Cependant, avant la fin du siècle, en 888, un nouvel évêché fut érigé dans cette circonscription, par la connivence du comte et de la population du pagus Palliarensis, qui voulurent avoir leur évêque à eux, d'autant plus que le candidat proposé n'était autre que le fils du comte. La paroisse de Sainte-Marie d'Alaon, qui était située à l'extrémité orientale du pagus de Pailhars, sur la Noguera Ribagorçana, et se trouvait l'une des plus éloignées d'Urgel, puisqu'elle en était séparée par les deux Nogueras, c'est-à-dire par toute la largeur des pagi de Pailhars et de Ribagorce, dut nécessairement faire partie du nouveau diocèse. Toutefois l'évêque d'Urgel ayant réclamé devant le métropolitain de Narbonne, au concile de Fons-Couverte, en 911, contre le morcellement de son diocèse, il fut convenu que l'évêché de Pailhars serait supprimé à la mort du titulaire[5].

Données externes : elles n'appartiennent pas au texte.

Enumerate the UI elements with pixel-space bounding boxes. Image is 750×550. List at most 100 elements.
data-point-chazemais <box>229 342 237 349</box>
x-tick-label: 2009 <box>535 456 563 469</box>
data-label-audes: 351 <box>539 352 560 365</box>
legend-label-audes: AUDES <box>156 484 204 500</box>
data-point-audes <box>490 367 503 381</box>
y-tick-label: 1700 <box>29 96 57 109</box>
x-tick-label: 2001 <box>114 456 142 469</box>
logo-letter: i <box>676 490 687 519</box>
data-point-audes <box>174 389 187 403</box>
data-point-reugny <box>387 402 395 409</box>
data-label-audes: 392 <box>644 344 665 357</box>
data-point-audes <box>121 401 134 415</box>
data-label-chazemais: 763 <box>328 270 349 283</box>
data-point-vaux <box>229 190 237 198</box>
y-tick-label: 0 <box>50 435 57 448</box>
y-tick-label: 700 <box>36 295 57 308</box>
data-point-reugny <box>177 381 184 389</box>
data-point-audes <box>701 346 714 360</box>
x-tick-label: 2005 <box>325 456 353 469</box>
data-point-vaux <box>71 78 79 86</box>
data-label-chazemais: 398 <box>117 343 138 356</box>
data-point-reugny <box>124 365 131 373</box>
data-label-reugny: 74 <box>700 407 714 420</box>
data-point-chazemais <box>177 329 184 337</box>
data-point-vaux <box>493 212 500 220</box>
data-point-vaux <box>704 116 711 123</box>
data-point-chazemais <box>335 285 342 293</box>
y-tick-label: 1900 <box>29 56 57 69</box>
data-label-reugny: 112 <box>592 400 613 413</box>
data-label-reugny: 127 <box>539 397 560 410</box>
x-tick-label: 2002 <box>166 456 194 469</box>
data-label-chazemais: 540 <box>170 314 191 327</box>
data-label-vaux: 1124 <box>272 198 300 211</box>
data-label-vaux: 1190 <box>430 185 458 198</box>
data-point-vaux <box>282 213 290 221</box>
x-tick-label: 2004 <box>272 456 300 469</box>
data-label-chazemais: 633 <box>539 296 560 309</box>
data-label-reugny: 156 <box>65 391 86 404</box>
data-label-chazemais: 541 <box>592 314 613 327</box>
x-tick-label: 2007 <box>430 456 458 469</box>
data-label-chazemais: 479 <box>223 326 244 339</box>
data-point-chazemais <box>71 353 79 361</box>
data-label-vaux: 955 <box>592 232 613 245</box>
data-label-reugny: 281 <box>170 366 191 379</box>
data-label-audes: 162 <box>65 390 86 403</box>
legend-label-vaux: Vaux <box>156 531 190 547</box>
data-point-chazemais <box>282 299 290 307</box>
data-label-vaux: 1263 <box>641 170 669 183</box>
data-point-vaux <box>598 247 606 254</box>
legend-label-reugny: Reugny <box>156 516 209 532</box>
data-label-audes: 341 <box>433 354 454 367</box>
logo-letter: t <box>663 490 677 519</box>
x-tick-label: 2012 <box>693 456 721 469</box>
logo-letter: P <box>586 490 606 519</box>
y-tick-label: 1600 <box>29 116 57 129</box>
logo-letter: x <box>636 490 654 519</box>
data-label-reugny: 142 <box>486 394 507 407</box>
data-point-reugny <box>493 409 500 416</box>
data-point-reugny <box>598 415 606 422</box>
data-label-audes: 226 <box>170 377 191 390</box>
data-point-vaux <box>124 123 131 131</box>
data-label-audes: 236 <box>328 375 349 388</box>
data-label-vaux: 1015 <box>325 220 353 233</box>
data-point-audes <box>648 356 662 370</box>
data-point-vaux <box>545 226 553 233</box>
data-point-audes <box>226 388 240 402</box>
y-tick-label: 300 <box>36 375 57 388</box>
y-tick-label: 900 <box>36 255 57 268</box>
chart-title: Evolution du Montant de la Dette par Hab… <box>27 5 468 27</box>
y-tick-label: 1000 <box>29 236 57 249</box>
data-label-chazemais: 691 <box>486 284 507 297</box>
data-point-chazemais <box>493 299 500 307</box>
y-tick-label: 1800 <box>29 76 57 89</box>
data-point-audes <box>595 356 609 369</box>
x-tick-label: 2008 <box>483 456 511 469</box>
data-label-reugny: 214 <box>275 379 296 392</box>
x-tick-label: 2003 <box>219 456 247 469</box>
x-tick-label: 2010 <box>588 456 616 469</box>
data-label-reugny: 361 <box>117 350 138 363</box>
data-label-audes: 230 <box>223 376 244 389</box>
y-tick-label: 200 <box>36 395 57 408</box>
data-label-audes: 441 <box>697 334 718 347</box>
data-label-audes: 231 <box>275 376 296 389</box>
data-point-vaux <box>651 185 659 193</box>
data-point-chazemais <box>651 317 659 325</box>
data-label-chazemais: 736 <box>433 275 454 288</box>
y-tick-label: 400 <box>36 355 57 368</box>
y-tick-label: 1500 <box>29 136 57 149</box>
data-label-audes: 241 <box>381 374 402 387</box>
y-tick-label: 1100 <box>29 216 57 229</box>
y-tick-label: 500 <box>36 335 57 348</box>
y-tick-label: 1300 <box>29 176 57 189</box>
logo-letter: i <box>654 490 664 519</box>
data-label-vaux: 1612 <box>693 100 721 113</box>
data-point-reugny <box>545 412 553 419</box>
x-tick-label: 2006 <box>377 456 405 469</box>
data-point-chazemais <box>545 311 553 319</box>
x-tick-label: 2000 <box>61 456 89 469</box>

On ignore s'il le fut en effet ; mais, dès l'année 957, le pagus ou canton de Ribagorce forma à son tour un diocèse dans lequel se fondit celui de Pailhars, et dont le siège fut la petite ville de Roda. C'est là que l'évêque de Lérida, chassé de son siège par les Maures, transféra sa résidence et exerça ses fonctions. Ceci eut lieu non-seulement sans réclamation de la part des évêques d'Urgel, mais de leur consentement exprès, puisque, dans tout le courant du onzième siècle, et jusqu'à l'année 1100, nous les voyons participer à la consécration des évêques de Roda et se faire assister par eux dans les solennités les plus importantes.

Que l'église d'Alaon, située sur la limite ou plutôt dans les limites du comté de Ribagorce, dentro del condado de Ribagorça, comme dit Çurita[6], ait dépendu, durant toute cette période, de l'évêché de Roda, c'est ce qui ne peut, ni géographiquement, ni historiquement, être mis en doute. L'évêché comprenait, d'après Baluze et d'après le bon sens, tout ce qui est entre les deux Nogueras, et conséquemment Alaon, qui est sur la rive droite de la Noguera Ribagorçana[7]. On en a, d'ailleurs, une preuve irréfragable dans le procès-verbal de l'élection de l'évêque Borrell ; nommé au siège de Roda en 1017, élection à laquelle présida l'évêque d'Urgel. Il ressort de tous les termes de cet acte, et de ceux de beaucoup d'autres, que les évêques d'Urgel, résignés au démembrement de leur église, avaient pris, envers les détenteurs illégitimes d'une partie de leurs attributions épiscopales, l'attitude des métropolitains envers leurs suffragants, et qu'ils présidaient, sans nulle rancune, aux élections des évêques de Ribagorce, lesquelles étaient faites concurremment par le clergé et la noblesse des deux diocèses. Ainsi, dans l'acte d'élection de Borrell, sont dénommés d'abord, pour le diocèse de Roda, les bénéficiers réguliers, au nombre desquels figure l'abbé de Sainte-Marie d'Alaon, puis les membres du chapitre de Saint-Vincent de Roda, enfin les laïques notables qui devaient prendre part au vote. Le même ordre est suivi pour le clergé et les fidèles du diocèse d'Urgel. L'élection accomplie, l'évêque d'Urgel fait conférer immédiatement les ordres à Borrell, et l'installe lui-même sur son siège. Parmi les signatures apposées au bas de l'acte, on lit celle de l'abbé d'Alaon, un des électeurs, ABBO ABBA SANCTÆ MARIÆ DE ALAONE'[8].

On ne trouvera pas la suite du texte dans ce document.